Dubai World mulls refinancing a further $850m

The firm at heart of the emirate’s debt crisis signed final deal with creditors in April
Dubai World includes DP World, Nakheel and Drydocks World among its units
By Claire Ferris-Lay
Thu 26 May 2011 05:57 PM

State-owned conglomerate Dubai World, the firm at the heart
of the emirate’s debt crisis, is considering refinancing a further $850m, it
emerged Thursday.  

Dubai World, which includes DP World, Nakheel and Drydocks
World among its units, signed a final agreement with its 80 creditors to
restructure $26bn of debt in April. 

The move by the group’s subsidiary, Port & Free Zone
World (P&FZ), is revealed in a prospectus produced by DP World, which is
due to list its shares on the London Stock Exchange next week, said the UK’s Guardian newspaper.

“[DP World] understands that Port & Free Zone World FZE
is considering refinancing its outstanding net debt facilities of approximately
$850m, secured in part against certain of its shares in the company, in the
short to medium term,” the document said.

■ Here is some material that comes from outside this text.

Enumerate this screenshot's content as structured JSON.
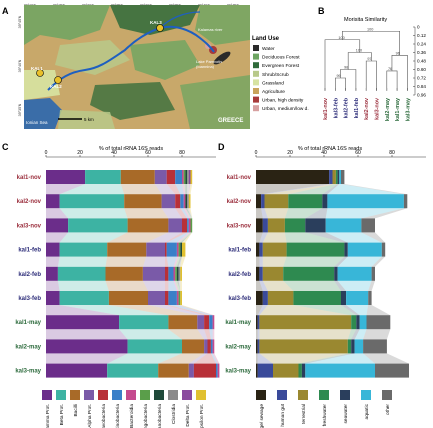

“Options to refinance the facilities include, inter alia,
further bank loans, asset disposals, public market bond issues (including
equity-linked bonds) or the sale of shares in the company.”

The news follows a day after DP World announced it would
begin trading its shares on the London Stock Exchange on June 1. The firm
believes that a duel listing between the London Stock Exchange and Nasdaq Dubai
will help to boost interest in the firm.

Dubai World, one of the emirate’s three main state-owned
holding companies, in April said its creditors will $4.4bn in five years while
the second tranche will involve $10.3bn over eight years at a fixed interest
rate of 2.4 percent.

Dubai World said in July it was prepared to sell prized
assets including previously ringfenced ports firm DP World in a bid to raise
cash.

Sheikh Ahmed Bin Saeed Al Maktoum, the company’s chairman,
said in May that the firm can’t afford to default on its debt and is able to
meet its credit obligations. 

“Whatever [commitment] we have at the end of the day, we are
committed to do it, and we will do it,” he said. 

 “I don't think we can afford today, if we have
anything, to default on it. It is a matter of credibility and I’m sure we will
be able to demonstrate this in the coming years.”